For horse nutrition, Dr. Eleanor Kellon is is in my opinion the very best and most reliable source of information. https://drkhorsesense.wordpress.com/
She also has numerous articles and publications on other sites including courses on equine nutrition.
Short answer: The effect of grasses on horses varies with geographical location and soil tests and with the breed of horse and with individual differences with in the breed.
Saddle: When I purchased my first saddle I thought of them as a back pack for a horse rather than a human. Nothing could be farther from the truth.
A saddle must distribute the weight of th rider as evenly as possible upon the horses back. If the average pressure on a horse's back exceeds a mere 1.5 pounds per square inch, blood circulation in the skin covering the horse's back ceases to flow. After two hours cellular death begins occurring. That is one of the source of saddle sores among others.
Most $5000 saddles are built upon a $300 saddle tree purchase by the saddle maker who is usually a gifted leather worker. But the horse's back does not see the top of the saddle, only the bottom.
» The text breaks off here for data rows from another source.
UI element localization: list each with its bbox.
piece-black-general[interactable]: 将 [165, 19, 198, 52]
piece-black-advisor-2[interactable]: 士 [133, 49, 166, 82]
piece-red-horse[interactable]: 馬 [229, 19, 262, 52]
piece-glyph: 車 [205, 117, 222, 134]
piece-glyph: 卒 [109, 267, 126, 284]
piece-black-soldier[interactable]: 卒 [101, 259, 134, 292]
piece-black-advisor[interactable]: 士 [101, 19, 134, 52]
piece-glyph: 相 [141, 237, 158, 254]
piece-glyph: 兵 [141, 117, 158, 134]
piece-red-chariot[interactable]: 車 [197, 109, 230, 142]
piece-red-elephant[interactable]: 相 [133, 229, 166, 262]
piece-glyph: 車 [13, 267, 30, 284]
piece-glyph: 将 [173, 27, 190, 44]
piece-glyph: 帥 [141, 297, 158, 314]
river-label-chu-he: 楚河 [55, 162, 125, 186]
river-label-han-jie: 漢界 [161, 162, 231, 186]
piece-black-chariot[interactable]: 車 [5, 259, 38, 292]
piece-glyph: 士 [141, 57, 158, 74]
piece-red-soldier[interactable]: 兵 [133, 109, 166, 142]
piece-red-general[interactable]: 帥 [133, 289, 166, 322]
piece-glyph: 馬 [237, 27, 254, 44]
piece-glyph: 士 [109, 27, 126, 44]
The saddle must fit the width and slope of the shoulders just behind the horse's scapula. Then the saddle tree must twist to fit the slope in the middle of the back. Then the tree must twist further to meet the slope at the rump. And the saddle tree must accommodate the dip (called rock) in the horse's back which varies with different horses.
Hopefully, research in these areas will result in you knowing considerably more than I knew when obtaining my first horse.